Kamehameha Schools expects to pay $46 million to settle the Internal Revenue Service's tax claims against its former for-profit unit.

In documents filed in state probate court on Dec. 30, the $6 billion charitable trust indicated that it could pay less than a third of the $165 million initially sought by the IRS to resolve Pauahi Holding Corp.'s outstanding tax issues for the 1992-1996 period.

The proposed tax bill is on top of the $13.8 million that the Kamehameha Schools has already paid to the IRS to settle tax issues involving the trust's nonprofit parent organization.

The $46 million is equal to about half of the annual budget of the Kamehameha Schools' educational programs. A person familiar with the estate's tax situation said Kamehameha Schools could see the tax bill go even lower since its negotiations with the IRS are not yet complete.

The lower tax bill is the result of months of painstaking negotiations between the IRS, which began its audit of the estate in 1995, and the estate's interim board, which took over the operations of the estate last May after the IRS threatened to revoke the trust's tax-exempt status.

The temporary board said it expects to resolve the estate's tax dispute this year and to retain the trust's tax-exempt status.

Temporary trustees are retired Adm. Robert Kihune, former Honolulu Police Chief Francis Keala, American Savings Bank executive Constance Lau, attorney Ronald Libkuman and retired Iolani School headmaster David Coon.

A spokesman for the Kamehameha Schools had no immediate comment and the interim board has declined to discuss the specifics of the IRS's tax claims.

But people familiar with the IRS's audit cited the previous board's aggressive transfers of money-losing investments from the nonprofit trust to its taxable subsidiaries.

The so-called "drop-downs" allowed the former trustees to take a more hands-on management of the trust's money-losing ventures but may have violated federal laws requiring arms-length relationships between a nonprofit entity and its for-profit subsidiaries.

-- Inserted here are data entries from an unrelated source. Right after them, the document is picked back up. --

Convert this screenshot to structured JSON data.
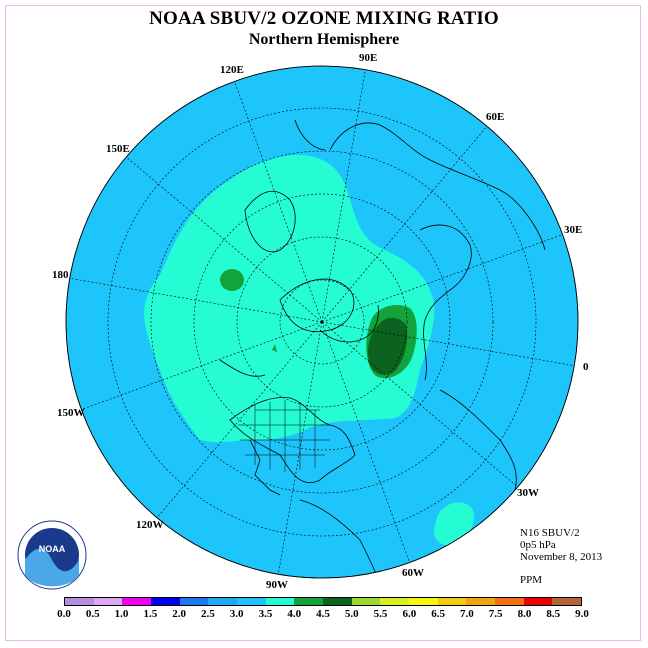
{
  "title": "NOAA SBUV/2 OZONE MIXING RATIO",
  "subtitle": "Northern Hemisphere",
  "longitude_labels": [
    "90E",
    "60E",
    "30E",
    "0",
    "30W",
    "60W",
    "90W",
    "120W",
    "150W",
    "180",
    "150E",
    "120E"
  ],
  "info": {
    "instrument": "N16 SBUV/2",
    "level": "0p5 hPa",
    "date": "November 8, 2013",
    "units": "PPM"
  },
  "colorbar": {
    "ticks": [
      "0.0",
      "0.5",
      "1.0",
      "1.5",
      "2.0",
      "2.5",
      "3.0",
      "3.5",
      "4.0",
      "4.5",
      "5.0",
      "5.5",
      "6.0",
      "6.5",
      "7.0",
      "7.5",
      "8.0",
      "8.5",
      "9.0"
    ],
    "colors": [
      "#b78be0",
      "#dca9f0",
      "#f000f0",
      "#0000f0",
      "#1d78f0",
      "#1eaaf2",
      "#1ec5fa",
      "#26fcd3",
      "#13a33c",
      "#0c6320",
      "#9ed82e",
      "#d8f020",
      "#f6f610",
      "#f2cc10",
      "#f2a510",
      "#f27010",
      "#f00000",
      "#b46237"
    ]
  },
  "colors": {
    "background_field": "#1ec5fa",
    "field_3_5": "#26fcd3",
    "field_4_0": "#13a33c",
    "field_4_5": "#0c6320"
  },
  "logo": {
    "text": "NOAA"
  }
}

Pauahi Holding Corp. is the former taxable subsidiary of the Kamehameha Schools that held big stakes in Goldman Sachs Group L.P., Columbia/HCA Health Care Corp. and WCI Limited Partnership, a Florida-based development company.

In 1998, the trust, then known as the Bishop Estate, merged the assets of Pauahi Holding into Kamehameha Activities Association, a nonprofit support organization controlled by the estate.